Mara arrived in Briar Hollow with nothing but a suitcase and the deed to Rose Thatch Cottage. The villagers greeted her with tight smiles and tighter lips. At the general store, old Mrs. Callow refused to sell her meat after four o’clock. “Digestive reasons,” the woman muttered, yet her eyes flicked to the sky though sunset was hours away.

That first night, wind rattled the loose panes. Mara woke at 2:07 a.m. to a chorus of howls rolling down the valley. She chalked it up to dogs—until the howls braided into words only her subconscious understood: “Join. Run. Bleed.” She told herself it was a dream, yet her throat tasted of iron.

On the third evening she found the locket in a cracked teacup. Inside was a sepia photo of her grandmother, cheeks smooth, eyes golden. When moonlight struck the miniature portrait, the metal seared Mara’s palm. She dropped it; the locket clinked, unharmed, but the floorboards beneath steamed as though splashed by acid.

Determined for answers, she hiked to the ruined chapel at the ridge. Ivy had strangled the bell tower, yet the stained-glass window of Saint Lucian—patron against beasts—remained intact. As she traced the saint’s spear, a twig snapped behind her. A boy of perhaps fifteen stepped from the shadows, barefoot though frost silvered the grass.

“You’re kin to Rose,” he said. “That makes you pack.” His pupils were dilated, irises shimmering like oil on water. He offered her a sprig of wolfsbane. “Wear it tonight, or you’ll turn with us.” Before Mara could reply, he sprinted into the trees faster than any human should move.

Back at the cottage she researched, laptop glowing against the dark. Folklore spoke of the Hollow Curse: every generation, one new blood inherited the lycanthrope thread. The change wasn’t bound by bite but by blood—specifically, by accepting the locket under a full moon. Her grandmother had postponed her own fate by passing the heirloom the night she died. Mara’s inheritance had not been random; it had been escape.

The moon rose swollen. Mara’s pulse drummed louder than the grandfather clock. She pinned the wolfsbane to her coat, yet her joints ached with a stretching pain. Outside, paws padded across gravel. Through the window she saw villagers—people she’d smiled at—shifting mid-stride, clothes splitting, limbs elongating. Their muzzles lifted, sniffing her fear.

Silver. She remembered the locket. If iron burned fairies, perhaps silver could deny wolves. She grabbed the chain, ignoring the blister it raised, and pressed the portrait against the windowpane. Moonlight refracted, scattering a beam that sliced across the yard. The creatures recoiled, yelping. One, the boy who’d warned her, locked eyes with her—pleading or threatening, she couldn’t tell.

But the locket grew hotter, its portrait bubbling. The glass in the window cracked; the beam widened, yet her own reflection began to warp. Fur sprouted along her cheeks. She realized the silver wasn’t repelling the curse—it was accelerating it, concentrating lunar power. Her grandmother hadn’t fled the change; she had weaponized it, storing moonlight like a battery, waiting for a successor strong enough to choose.

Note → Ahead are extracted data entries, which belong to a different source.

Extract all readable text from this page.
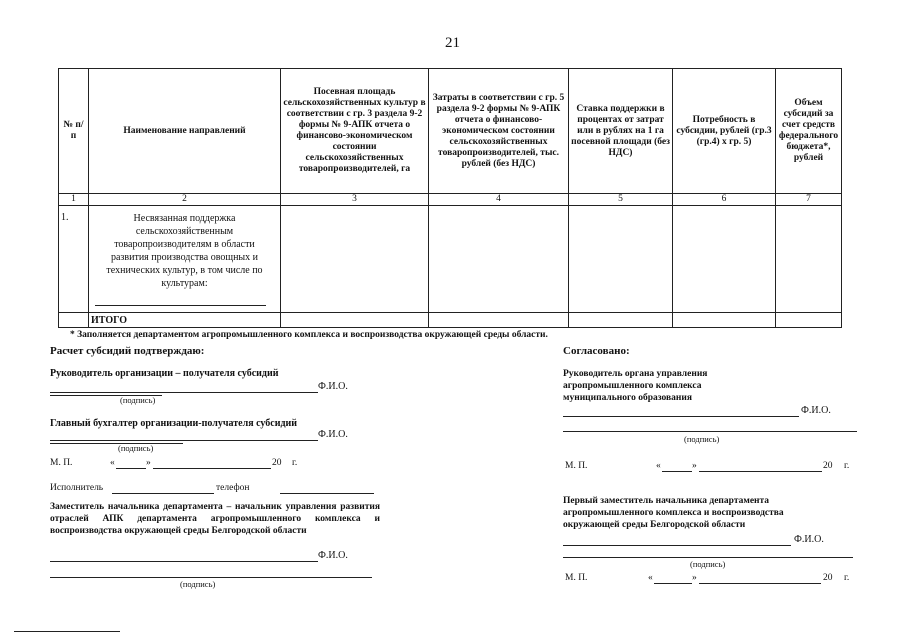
21
№ п/п	Наименование направлений	Посевная площадь сельскохозяйственных культур в соответствии с гр. 3 раздела 9-2 формы № 9-АПК отчета о финансово-экономическом состоянии сельскохозяйственных товаропроизводителей, га	Затраты в соответствии с гр. 5 раздела 9-2 формы № 9-АПК отчета о финансово-экономическом состоянии сельскохозяйственных товаропроизводителей, тыс. рублей (без НДС)	Ставка поддержки в процентах от затрат или в рублях на 1 га посевной площади (без НДС)	Потребность в субсидии, рублей (гр.3 (гр.4) х гр. 5)	Объем субсидий за счет средств федерального бюджета*, рублей
1	2	3	4	5	6	7
1.	Несвязанная поддержка сельскохозяйственным товаропроизводителям в области развития производства овощных и технических культур, в том числе по культурам:					

	ИТОГО					
* Заполняется департаментом агропромышленного комплекса и воспроизводства окружающей среды области.
Расчет субсидий подтверждаю:
Руководитель организации – получателя субсидий
Ф.И.О.
(подпись)
Главный бухгалтер организации-получателя субсидий
Ф.И.О.
(подпись)
М. П.	«	»	20 г.
Исполнитель	телефон
Заместитель начальника департамента – начальник управления развития отраслей АПК департамента агропромышленного комплекса и воспроизводства окружающей среды Белгородской области
Ф.И.О.
(подпись)
Согласовано:
Руководитель органа управления агропромышленного комплекса муниципального образования
Ф.И.О.
(подпись)
М. П.	«	»	20 г.
Первый заместитель начальника департамента агропромышленного комплекса и воспроизводства окружающей среды Белгородской области
Ф.И.О.
(подпись)
М. П.	«	»	20 г.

Mara faced a crossroads: smash the locket and release stored light, possibly burning the pack but also herself, or drop it and surrender to the primal chorus now harmonizing with her heartbeat. She thought of cities she’d left, patients she’d healed, the solitude she’d sought. None felt real beneath the tidal scent of pine and blood.

She flung the window open. Cold air flooded in, carrying snow and wild song. With trembling fingers she unclasped the locket and hurled it skyward. The chain unraveled, spinning like a comet. Mid-arc it exploded into white fire that painted the valley noon-bright for one impossible second. Howls turned to screams, then to silence.

When vision returned, the yard lay empty save for torn fabric and one silver coin melted into the shape of a heart. Mara’s skin was human, yet her shadow sported elongated ears that flicked at every breeze. She had not banished the wolf; she had bargained. The pack was gone, exiled to the woods for seven cycles, but she remained—guardian, gate, and reluctant alpha.

Each month she lights a ring of wolfsbane around Rose Thatch, not to keep beasts out but to keep herself in. Travelers sometimes hear howls echoing from the ridge, melodic and mournful. They blame the wind, unaware the song is a doctor learning the grammar of claws, teaching her own heart to beat slower, slower, until the next full moon asks its inevitable question: run, or resist?